Now consider a different notion of consistency. Assuming quadratic loss, the predictive risk of a parameter configuration \(\beta\) is
R(\beta) = {E}(y - x' \beta)^2.
$$ Let \(B\) be a set of \(\beta\)'s and let \(\beta^* \in B\) minimize \(R(\beta)\). We will say that \(\hat{\beta}\) is consistent for a predictive effect (``P-consistent") if \(plim R(\hat{\beta}) = R(\beta^*)\); that is, if
\left ( R(\hat{\beta}) - R(\beta^*) \right ) \rightarrow_p 0.
$$ Hence in large samples \(\hat{\beta}\) provides a good way to predict \(y\) for any hypothetical \(x\): simply use \(x ' \hat{\beta}\). Crucially, OLS is essentially always P-consistent; we require almost no assumptions.

Let me elaborate slightly on P-consistency. That P-consistency holds is intuitively obvious for an extremum estimator like OLS, almost by definition. Of course OLS converges to the parameter configuration that optimizes quadratic predictive risk -- quadratic loss is the objective function that defines the OLS estimator. A rigorous treatment gets a bit involved, however, as do generalizations to allow things of relevance in Big Data environments, like \(K>N\). See for example Greenshtein and Ritov (2004).

The distinction between P-consistency and T-consistency is clearly linked to the distinction between correlation and causality. As long as \(x\) and \(y\) are correlated, we can exploit the correlation (as captured in \(\hat{\beta}\)) very generally to predict \(y\) given knowledge of \(x\). That is, there will be a nonzero ``predictive effect" of \(x\) knowledge on \(y\). But nonzero correlation  doesn't necessarily tell us anything about the causal ``treatment effect" of \(x\) treatments on \(y\). That requires stringent assumptions. Even if there is a non-zero predictive effect of  \(x\) on \(y\) (as captured by \(\hat{\beta}_{OLS}\)), there may or may not be a nonzero treatment effect of \(x\) on \(y\), and even if nonzero it will generally not equal the predictive effect.

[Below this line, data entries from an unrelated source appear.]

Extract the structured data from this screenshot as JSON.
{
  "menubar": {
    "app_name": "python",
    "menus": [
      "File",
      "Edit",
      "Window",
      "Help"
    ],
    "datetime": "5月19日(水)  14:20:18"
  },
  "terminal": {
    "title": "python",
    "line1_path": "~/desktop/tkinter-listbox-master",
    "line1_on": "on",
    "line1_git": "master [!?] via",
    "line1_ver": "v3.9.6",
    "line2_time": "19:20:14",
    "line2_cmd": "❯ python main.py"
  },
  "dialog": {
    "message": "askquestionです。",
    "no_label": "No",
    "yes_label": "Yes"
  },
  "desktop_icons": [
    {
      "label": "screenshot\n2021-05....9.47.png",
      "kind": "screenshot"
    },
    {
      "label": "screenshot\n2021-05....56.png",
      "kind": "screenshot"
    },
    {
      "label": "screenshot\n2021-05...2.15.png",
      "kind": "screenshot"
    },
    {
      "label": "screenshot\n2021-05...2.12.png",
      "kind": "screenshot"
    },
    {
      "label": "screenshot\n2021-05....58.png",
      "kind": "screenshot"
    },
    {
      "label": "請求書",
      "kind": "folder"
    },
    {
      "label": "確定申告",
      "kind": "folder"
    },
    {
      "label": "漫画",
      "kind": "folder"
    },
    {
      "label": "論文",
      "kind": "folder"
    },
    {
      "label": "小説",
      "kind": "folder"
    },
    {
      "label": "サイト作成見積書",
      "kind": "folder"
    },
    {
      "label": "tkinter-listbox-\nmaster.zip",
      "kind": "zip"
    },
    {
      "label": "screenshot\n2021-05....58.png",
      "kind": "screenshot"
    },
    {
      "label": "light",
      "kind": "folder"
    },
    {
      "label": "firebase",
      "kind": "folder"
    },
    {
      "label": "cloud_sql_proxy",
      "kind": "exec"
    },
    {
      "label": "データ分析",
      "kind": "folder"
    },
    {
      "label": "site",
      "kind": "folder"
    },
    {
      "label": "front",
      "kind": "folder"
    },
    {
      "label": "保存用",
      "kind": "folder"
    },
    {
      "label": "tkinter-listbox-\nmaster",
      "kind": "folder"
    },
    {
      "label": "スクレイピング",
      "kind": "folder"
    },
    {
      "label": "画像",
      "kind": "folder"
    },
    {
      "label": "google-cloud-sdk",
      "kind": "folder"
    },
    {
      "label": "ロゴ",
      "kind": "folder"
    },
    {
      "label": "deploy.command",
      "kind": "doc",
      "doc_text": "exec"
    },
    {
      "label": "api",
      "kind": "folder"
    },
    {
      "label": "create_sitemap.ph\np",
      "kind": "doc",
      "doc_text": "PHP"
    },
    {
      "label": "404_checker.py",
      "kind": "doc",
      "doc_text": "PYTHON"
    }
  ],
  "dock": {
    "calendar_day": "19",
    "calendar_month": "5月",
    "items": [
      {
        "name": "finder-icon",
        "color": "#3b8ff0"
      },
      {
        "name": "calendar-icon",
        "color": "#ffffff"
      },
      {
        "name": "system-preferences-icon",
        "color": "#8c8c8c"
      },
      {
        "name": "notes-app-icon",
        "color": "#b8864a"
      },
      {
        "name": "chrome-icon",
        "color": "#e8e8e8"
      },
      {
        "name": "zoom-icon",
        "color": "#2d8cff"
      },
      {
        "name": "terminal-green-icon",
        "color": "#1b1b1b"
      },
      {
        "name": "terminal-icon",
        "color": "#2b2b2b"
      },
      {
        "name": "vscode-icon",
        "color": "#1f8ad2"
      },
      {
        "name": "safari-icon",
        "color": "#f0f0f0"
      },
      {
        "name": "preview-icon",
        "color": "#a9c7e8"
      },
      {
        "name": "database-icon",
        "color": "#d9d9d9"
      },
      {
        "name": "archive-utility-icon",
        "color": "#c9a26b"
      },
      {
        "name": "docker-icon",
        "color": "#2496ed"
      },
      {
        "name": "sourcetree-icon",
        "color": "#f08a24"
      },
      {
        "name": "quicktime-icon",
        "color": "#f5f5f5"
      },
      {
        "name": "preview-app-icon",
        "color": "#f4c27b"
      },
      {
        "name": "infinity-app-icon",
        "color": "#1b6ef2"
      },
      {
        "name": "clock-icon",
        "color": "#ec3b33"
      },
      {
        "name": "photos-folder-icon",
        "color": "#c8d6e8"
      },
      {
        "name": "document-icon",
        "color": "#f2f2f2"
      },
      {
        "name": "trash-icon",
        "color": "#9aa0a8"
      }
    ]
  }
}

Here's a related reading recommendation. Check out Wasserman's brilliant Normal Deviate post, "Consistency, Sparsistency and Presistency." I agree entirely that the distinction between what he calls consistency (what I call T-consistency above) and what he calls presistency (what I call P-consistency above) is insufficiently appreciated. Indeed it took me twenty years to fully understand the distinction and its ramifications (although I'm slow). And it's crucially important.

The bottom line: In sharp contrast to T-consistency, P-consistency comes almost for free, yet it's the invaluable foundation on which all of (non-causal) predictive modeling builds. Would that such wonderful low-hanging fruit were more widely available!